Proto-Danksharding
Proto-Danksharding is the first phase of Ethereum's sharding roadmap, implemented via EIP-4844 and activated in the Dencun upgrade in March 2024, which introduces blob-carrying transactions and the KZG commitment infrastructure needed for full Danksharding, while initially limiting throughput to a small number of blobs per block without yet implementing data availability sampling.
The name Proto-Danksharding reflects its role as a precursor: it is not the complete Danksharding design but a stepping stone that delivers most of the immediate cost reduction benefits while deferring the more technically complex components — data availability sampling and distributed block building — to later upgrades.
Proto-Danksharding achieves its cost reduction by creating a separate cheap data lane (blobs) distinct from the permanent calldata lane, as described in the Blob Transaction entry. But it achieves this without the full DAS mechanism: in the current implementation, nodes still download all blobs, just temporarily rather than permanently. The consensus layer's beacon nodes are responsible for storing and propagating blobs for approximately two weeks.
The critical infrastructure that Proto-Danksharding deploys for the future is the KZG commitment scheme. KZG (Kate-Zaverucha-Goldberg) is a polynomial commitment that allows a prover to demonstrate that a piece of data matches a short cryptographic commitment without revealing the full data, using a trusted setup ceremony to establish the necessary public parameters. The KZG trusted setup ceremony for Ethereum involved over 140,000 contributors submitting randomness, making it the largest such ceremony in cryptographic history and ensuring that as long as any single contributor kept their randomness secret, the setup is secure.

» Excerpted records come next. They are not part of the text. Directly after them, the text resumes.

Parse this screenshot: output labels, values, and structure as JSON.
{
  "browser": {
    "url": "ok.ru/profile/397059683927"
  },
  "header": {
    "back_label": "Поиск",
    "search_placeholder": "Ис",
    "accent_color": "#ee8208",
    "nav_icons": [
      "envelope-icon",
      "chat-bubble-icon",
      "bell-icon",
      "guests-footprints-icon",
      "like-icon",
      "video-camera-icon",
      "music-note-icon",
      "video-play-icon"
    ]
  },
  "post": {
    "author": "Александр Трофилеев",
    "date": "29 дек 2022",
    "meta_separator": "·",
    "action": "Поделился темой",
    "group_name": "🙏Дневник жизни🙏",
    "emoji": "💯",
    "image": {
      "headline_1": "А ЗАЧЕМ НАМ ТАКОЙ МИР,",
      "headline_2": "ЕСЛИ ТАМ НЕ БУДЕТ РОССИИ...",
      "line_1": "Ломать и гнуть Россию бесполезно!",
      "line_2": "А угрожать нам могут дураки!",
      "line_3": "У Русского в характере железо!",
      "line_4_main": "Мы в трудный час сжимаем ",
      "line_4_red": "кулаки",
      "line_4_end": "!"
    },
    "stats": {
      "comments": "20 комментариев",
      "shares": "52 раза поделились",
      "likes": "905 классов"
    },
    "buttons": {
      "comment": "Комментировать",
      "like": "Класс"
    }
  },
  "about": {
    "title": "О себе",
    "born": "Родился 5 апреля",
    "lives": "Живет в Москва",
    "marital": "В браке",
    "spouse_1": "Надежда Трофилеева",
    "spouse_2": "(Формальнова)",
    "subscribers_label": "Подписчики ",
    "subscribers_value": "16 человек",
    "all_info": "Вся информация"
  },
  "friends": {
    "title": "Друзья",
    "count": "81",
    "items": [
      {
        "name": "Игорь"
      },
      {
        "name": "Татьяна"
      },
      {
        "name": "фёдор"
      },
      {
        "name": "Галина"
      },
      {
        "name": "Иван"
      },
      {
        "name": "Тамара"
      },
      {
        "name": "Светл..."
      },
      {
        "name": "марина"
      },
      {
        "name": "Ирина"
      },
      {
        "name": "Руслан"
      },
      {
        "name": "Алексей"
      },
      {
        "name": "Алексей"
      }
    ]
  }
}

KZG commitments are the cryptographic primitive that enables DAS in full Danksharding. Each blob is committed using a KZG polynomial commitment, and the DAS sampling process relies on the ability to prove that specific chunks of a blob are correct fragments of the committed polynomial. By deploying this commitment scheme now, Ethereum establishes the cryptographic foundation that full Danksharding's sampling and verification logic will build on.
For U.S. developers building rollups on Ethereum, Proto-Danksharding and EIP-4844 represent the most significant reduction in data posting costs in Ethereum's history. The 90%-plus fee reduction for L2 users accelerated adoption of Ethereum rollups as the dominant paradigm for scaling, and the subsequent growth of Base, Arbitrum, OP Mainnet, and zkSync following the Dencun upgrade can be directly attributed to the economics enabled by blob transactions.